25 febbraio 2011 - "Anche se neppure tutto il denaro del mondo può pagare la perdita delle vite umane e i danni irreparabili dell'ecosistema, la cosa più importante ora è dimostrare al paese e al mondo intero che non bisogna arrendersi e che è possibile ottenere giustizia anche contro un gigante come Chevron". È il commento di Luis Yanza e Pablo Fijardo, avvocati delle popolazioni indigene che hanno accusato il colosso petrolifero di aver rovinato le loro vite e i loro territori, qualche mese prima della sentenza.
E la sentenza storica che le popolazioni indigene abitanti della foresta amazzonica ecuadoriana aspettavano da quasi 18 anni è finalmente arrivata. La condanna alla Chevron (ex Texaco) multinazionale statunitense del petrolio, è stata pronunciata lo scorso 14 febbraio. Anche se gli oltre otto milardi di dollari che l'azienda dovrà versare non riporteranno i morti in vita, non guariranno le persone che oggi lottano contro malattie come cancro e leucemie, non risaneranno l'ambiente irreparabilmente compromesso, il significato simbolico che una grande multinazionale venga riconosciuta colpevole di danni contro l'ambiente è sicuramente di grande impatto.
Gli abitanti della zona amazzonica nord orientale del paese, non lontano dalla frontiera colombiana che lottano da oltre 17 anni contro il gigante statunitense Texaco - oggi Chevron - si sono organizzati per chiedere giustizia per quello che viene considerato il peggiore disastro petrolifero della storia.
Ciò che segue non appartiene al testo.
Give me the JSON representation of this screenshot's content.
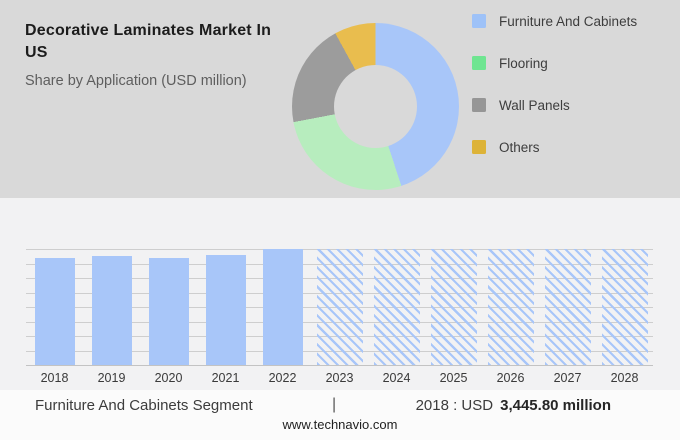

I danni irreparabili che la compagnia statunitense ha portato nelle loro terre e nelle loro vite, durante gli oltre 25 anni in cui ha operato nel Paese sono enormi Politiche disumane che hanno contaminato terra, acqua e aria, portato malattie fino ad allora sconosciute che oggi colpiscono in queste zone in percentuali altissime, principalmente donne, anche se non compaiono in nessuna statistica. La compagnia è accusata di aver scaricato 464,8 milioni di barili (pari 16,27 milioni di litri) di acque contaminate da particelle di idrocarburi e metalli cancerogeni nei fiumi che attraversano le regioni di Sucumbios e Orellana, provocando - oltre a tutti gli altri danni - anche la contaminazione delle falde acquifere.
Due delle oltre quaranta etnie indigene presenti nella zona, sono completamente scomparse durante i primi cinque anni di attività estrattiva. Negli anni '90 la compagnia simulò una bonifica dei territori, ma poi i supervisori Chevron vennero incriminati per falsificazione dei documenti che ne attestavano la bonifica. Tra le richieste della FEDAM anche l'installazione di un sistema sanitario che permetta di diagnosticare, curare e studiare i casi di cancro e un programma culturale che garantisca il recupero delle culture indigene.